So for the past week I have been playing life “undisciplined”. We are at that point in the newish year where resolutions start to fall off and folks that meant well come the 1st of January have either solidified their approach to the new year or are back in their old habits. I am not a stranger to this concept.
Work has been weird, in that the management team is still figuring out the organizational goals and objectives for the year. This bit of uncertainty makes it difficult for me to formulate goals for my team members and to formulate my personal goals of what I’d like to achieve at work in 2024. I don’t want to write a bunch of generic goals that I know I can achieve. I want to stretch my professional abilities just a tad, and as I outlined in the latest one on one with my boss, I’d like to move up the management food chain a little bit, losing the “Associate” from my current title of “Associate Director”. She was in complete agreement.
So what does an undisciplined week look like for this 55 year old middle aged man? Well, apparently it includes referring to myself in the third person. Here’s a few things I didn’t do.
- I didn’t shave daily like I usually do. I used the excuse that I was growing my beard again to see what it looked like but in reality I was sleeping in and flying through my morning routine right before work, and by not shaving I had a few extra minutes to sleep in
- I didn’t really pay attention to healthy eating habits. I tried to keep my calories in check and I didn’t go all crazy with sugar and stuff, but I didn’t hit my weight goal this week
- I didn’t do any of my personal growth studies in that I didn’t read a book, I didn’t pay particularly close attention to my goals and todo lists, and I didn’t work on a couple of organizational courses I’ve been working through since the beginning of the year.
- I let my mind wander while online in that I didn’t create more than I consume when using the computer. Generally, I try to create/write/make things more than just watch videos or read bombastic comments from those that think they know it all. I did too much of the bombastic consumption. Sidebar, society is really screwed up and it’s just getting worse
- I didn’t work on my aviation goals and I didn’t fly an airplane this week
- I didn’t really dress the part for work like I usually do.

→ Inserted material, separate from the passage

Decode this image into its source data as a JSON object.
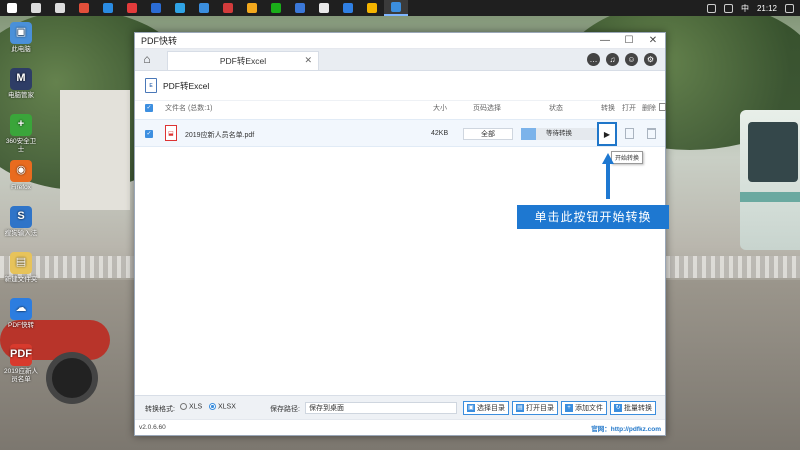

At the end of the day today I felt rather “adrift”. It was not a feeling I enjoyed and feeling adrift like this did not lead to any sort of relaxation. In fact, quite the opposite, while I was just sort of making my way through life on autopilot this week, in the back of my head I was thinking of all the things I didn’t do or I kept thinking of the things I could have been doing if I could muster up the energy.
In reality, I was having a hard time mustering up the energy.
So, now that I’ve taken a shower and shaved and put on clean clothes, I’ve gone back to my personal journal (which I didn’t update nearly as much this week) and re-read my Arete. For those unfamiliar, Arete is the concept of living your best life, living to your fullest potential, and living to the qualities that make for good character.
For the past week, while I thought I was living simply, I wasn’t living the “simple life” in the way that I so desire. And because I recognized this after taking a break from it all for a week, I feel energized and ready to jump back into the things I wanted to accomplish in 2024.
The resolutions or goals for the year haven’t fallen away. In fact, it’s quite the opposite. Taking a break from trying feeling my brain get a little more chaotic with each passing this day the past week has made me realize the importance of sticking to my goals, doing things that I find fulfilling, and using my tendencies for structure to move myself forward.
Life is short. We should never assume we will see another sunrise. It’s up to us to be the calm in an increasingly chaotic world, but more importantly, it’s up to us to live our best life. There’s not enough time left to squander what we have.